Les arts martiaux chinois sont parfois désignés en Occident par « boxes chinoises ». En raison d'une analogie des styles externes avec les boxes pratiquées en Occident. Ce terme a ainsi été repris pour désigner les initiateurs de la Révolte des Boxers (1899-1901).

En Chine, les termes 拳法 (pinyin: quánfǎ, « boxe ») ou 拳 (quán, « poing, style de boxe ») sont utilisés pour désigner de nombreux styles des arts martiaux chinois.

 

 


Wushu

Dans la langue française ou anglaise, la transcription du mandarin wushu peut désigner les arts martiaux chinois. Mais en Chine, le terme wǔshù (trad.: 武術, simpl.: 武术) correspond à l'expression française « art martial » (incluant donc des arts venant d'autres pays). L'examen des caractères qui le composent montre que ce terme a ce sens plus général :

武 (wǔ) : ce sinogramme ancien (pictogramme) représente le radical "stopper" sous une « hallebarde ». L'idée est celle de l'arme du gardien, le pictogramme a le sens d'un talisman protecteur à l'entrée de la « maison ». Il empêche voleur et démon de pénétrer et de porter atteinte aux biens ou à l'intégrité physique des habitants (agression, maladie). L'idéogramme a pris un sens plus général, il désigne ce qui a trait à la guerre, au combat. L'adjectif français "martial" est une traduction tout à fait appropriée.
術 ou 术 (shù) : les moyens nécessaires relèvent de l'idéogramme Shu, les savoirs-faire, les connaissances multiples (médecine, art du combat, art de la guerre, techniques des armes, diplomatie, etc.). Ici, le terme « art » est à comprendre dans son sens ancien : celui (l'artisan) qui par un apprentissage long et rigoureux possède un métier.
Dans les langues chinoises, plusieurs termes différents de wushu désignent les arts martiaux de Chine. Notamment 中国功夫 (pinyin: zhōngguó gōngfū pour désigner les arts martiaux nationaux.

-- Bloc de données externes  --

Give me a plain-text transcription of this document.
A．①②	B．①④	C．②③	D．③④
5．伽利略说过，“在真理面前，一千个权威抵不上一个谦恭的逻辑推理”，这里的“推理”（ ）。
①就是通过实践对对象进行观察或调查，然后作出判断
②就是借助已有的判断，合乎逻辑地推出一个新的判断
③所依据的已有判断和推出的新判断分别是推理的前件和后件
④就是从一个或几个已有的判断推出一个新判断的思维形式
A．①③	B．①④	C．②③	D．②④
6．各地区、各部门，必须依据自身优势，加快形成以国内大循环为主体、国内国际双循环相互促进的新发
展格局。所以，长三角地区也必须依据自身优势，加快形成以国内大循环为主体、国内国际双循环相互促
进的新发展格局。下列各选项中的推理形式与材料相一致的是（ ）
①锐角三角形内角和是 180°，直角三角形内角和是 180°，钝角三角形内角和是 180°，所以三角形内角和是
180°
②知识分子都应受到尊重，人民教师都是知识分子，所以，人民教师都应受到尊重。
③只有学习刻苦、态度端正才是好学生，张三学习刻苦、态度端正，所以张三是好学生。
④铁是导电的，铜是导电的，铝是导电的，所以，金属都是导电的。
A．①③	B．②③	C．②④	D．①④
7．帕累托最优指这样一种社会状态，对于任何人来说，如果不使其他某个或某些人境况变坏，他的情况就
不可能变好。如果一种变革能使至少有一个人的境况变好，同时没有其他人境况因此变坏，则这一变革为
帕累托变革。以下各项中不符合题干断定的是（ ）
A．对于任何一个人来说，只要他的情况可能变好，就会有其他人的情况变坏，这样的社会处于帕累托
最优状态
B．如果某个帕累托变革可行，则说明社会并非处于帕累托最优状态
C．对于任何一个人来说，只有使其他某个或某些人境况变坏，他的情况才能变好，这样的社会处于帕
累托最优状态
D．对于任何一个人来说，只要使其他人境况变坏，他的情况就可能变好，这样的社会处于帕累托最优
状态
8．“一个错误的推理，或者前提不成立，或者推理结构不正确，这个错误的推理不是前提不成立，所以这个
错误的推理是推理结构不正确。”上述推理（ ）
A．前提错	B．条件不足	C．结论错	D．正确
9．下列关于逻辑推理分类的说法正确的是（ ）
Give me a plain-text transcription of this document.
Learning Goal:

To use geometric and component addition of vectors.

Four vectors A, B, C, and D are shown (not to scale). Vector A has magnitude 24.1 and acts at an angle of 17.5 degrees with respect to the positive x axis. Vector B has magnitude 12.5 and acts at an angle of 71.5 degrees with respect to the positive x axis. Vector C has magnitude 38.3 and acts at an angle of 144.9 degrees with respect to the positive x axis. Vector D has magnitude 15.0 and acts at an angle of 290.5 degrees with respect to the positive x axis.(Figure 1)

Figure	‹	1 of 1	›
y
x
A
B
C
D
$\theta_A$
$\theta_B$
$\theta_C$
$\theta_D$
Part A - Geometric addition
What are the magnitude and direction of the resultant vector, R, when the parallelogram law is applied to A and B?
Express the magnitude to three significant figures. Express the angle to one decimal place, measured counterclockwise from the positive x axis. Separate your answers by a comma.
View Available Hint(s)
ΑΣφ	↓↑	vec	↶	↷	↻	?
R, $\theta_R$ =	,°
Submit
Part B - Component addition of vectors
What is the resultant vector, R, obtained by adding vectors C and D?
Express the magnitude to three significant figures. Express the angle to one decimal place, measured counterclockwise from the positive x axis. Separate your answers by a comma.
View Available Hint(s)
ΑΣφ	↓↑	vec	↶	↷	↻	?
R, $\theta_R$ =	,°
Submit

Mais dans la langue française ou les langues chinoises, wushu désigne aussi un sport de combat contemporain, règlementé à partir de 1949 en République populaire de Chine, aussi désigné par « wushu moderne ».

 

 

SHAOLIN

Le style Shaolin quan est généralement considéré comme le premier art martial institutionalisé. Selon la légende, Boddhidarma aurait enseigné cet art martial au Ve siècle aux moines du temple Shaolin, pour les aider à se défendre des animaux et des brigands qui rodaient autour du monastère. Toutefois, la plus ancienne preuve d'une participation de moines Shaolin à des combat est une stèle datant de 728 qui atteste une défense du monastère contre des bandits vers 610, et le rôle ultérieur dans la défaite de Wang Shichong à la bataille de Hulao en 621. Aucun document ne permet d'attester de la participation Shaolin dans des combats entre le VIIIe et XVe siècle. Néanmoins, entre le XVIe et XVIIe siècle, apparaissent une quarantaine de sources qui attestent non seulement de la pratique d'arts martiaux par les moines Shaolin, mais également que cette pratique est devenue une partie intégrante de la vie monacale, que les moines justifient par la création de nouvelles légendes bouddhiques. Des références à la pratique des arts martiaux à Shaolin apparaissent dans différents genres littéraires de la fin des Ming ; épitaphes de moines guerriers de Shaolin, manuels d'arts martiaux, encyclopédies militaires, écrits historiques, récits de voyages ou de fiction et poésie. Toutefois, ces sources ne font pas apparaître un style martial spécifiquement originaire de Shaolin. De même, ces sources, contrairement à celles de l'époque Tang, se référent seulement à des méthodes Shaolin de combat armé (plutôt qu'à main nue), dont l'arme qui a rendu célèbre les moines Shaolin : le bâton (gun). Le général Ming Qi Jiguang inclut la description du kung-fu Shaolin et les techniques du bâton dans le livre « Nouveau registre des techniques efficaces » (纪 效新书). Cet ouvrage eu ultérieurement une grande influence sur le développement des arts martiaux dans d'autres régions asiatiques, comme l'île d'Okinawa et la Corée.